Capable of counting single photons (the basic quantum units of light) and detecting their arrival time with an accuracy of around 60 picoseconds, Philips’ new digital silicon photomultiplier technology will allow faster and more accurate photon counting in a wide range of applications where large-area ultra-low light detection is required. Details of Philips’ new prototype 64-pixel sensor will be presented for the first time at this year’s IEEE Nuclear Science Symposium and Medical Imaging Conference (October 30 - November 6, Knoxville, Tennessee, USA).
Applications where the scalability of the technology could be of major benefit include medical imaging (most notably Positron Emission Tomography - PET- imaging) and analytical instrumentation for the life-science industry. However, the technology has potential to be used in applications such as high energy particle detectors and safety & security systems.
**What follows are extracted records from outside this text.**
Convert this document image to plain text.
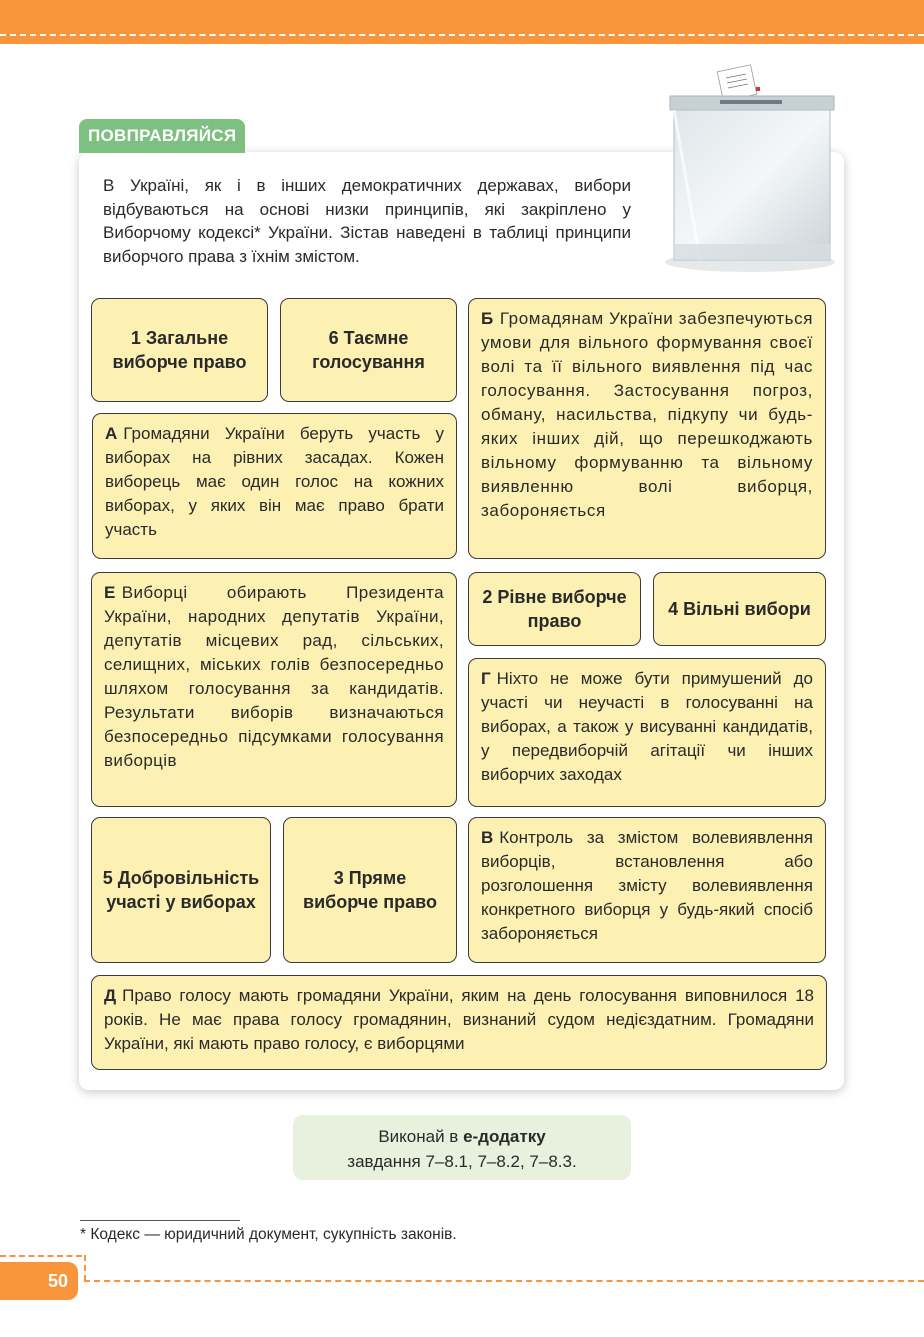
ПОВПРАВЛЯЙСЯ

В Україні, як і в інших демократичних державах, вибори відбуваються на основі низки принципів, які закріплено у Виборчому кодексі* України. Зістав наведені в таблиці принципи виборчого права з їхнім змістом.

1 Загальне виборче право
6 Таємне голосування
А Громадяни України беруть участь у виборах на рівних засадах. Кожен виборець має один голос на кожних виборах, у яких він має право брати участь
Б Громадянам України забезпечуються умови для вільного формування своєї волі та її вільного виявлення під час голосування. Застосування погроз, обману, насильства, підкупу чи будь-яких інших дій, що перешкоджають вільному формуванню та вільному виявленню волі виборця, забороняється
Е Виборці обирають Президента України, народних депутатів України, депутатів місцевих рад, сільських, селищних, міських голів безпосередньо шляхом голосування за кандидатів. Результати виборів визначаються безпосередньо підсумками голосування виборців
2 Рівне виборче право
4 Вільні вибори
Г Ніхто не може бути примушений до участі чи неучасті в голосуванні на виборах, а також у висуванні кандидатів, у передвиборчій агітації чи інших виборчих заходах
5 Добровільність участі у виборах
3 Пряме виборче право
В Контроль за змістом волевиявлення виборців, встановлення або розголошення змісту волевиявлення конкретного виборця у будь-який спосіб забороняється
Д Право голосу мають громадяни України, яким на день голосування виповнилося 18 років. Не має права голосу громадянин, визнаний судом недієздатним. Громадяни України, які мають право голосу, є виборцями
Виконай в е-додатку
завдання 7–8.1, 7–8.2, 7–8.3.
* Кодекс — юридичний документ, сукупність законів.
50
"The digital SiPMs (Silicon PhotoMultipliers) from Philips use new concepts that make them very interesting for fast timing applications in particle and nuclear physics," says professor Michael Düren, Ph.D., of Giessen University, Giessen, Germany.
Featuring digital detection of photon-induced avalanche breakdown in each individual photodiode, together with on-chip photon counting and time-stamping logic that eliminates the bulky power-consuming A/D circuitry associated with existing analog silicon photomultipliers, Philips’ new digital silicon photomultiplier technology offers the ‘solid-state’ alternative to large-area sensors using photomultiplier tubes.
The Philips innovative digital silicon photomultiplier technology has an industry leading performance, in terms of its speed, light detection efficiency and dark count. Other important features of this new light detection technology include its robustness, low power consumption (the prototype 8 x 8 pixel array consumes less than 1 W), insensitivity to magnetic fields and very high level of integration in the optical detection and associated readout circuitry.
Philips is actively looking for partners in selected applications to fully exploit the market potential of its new digital silicon photomultiplier technology.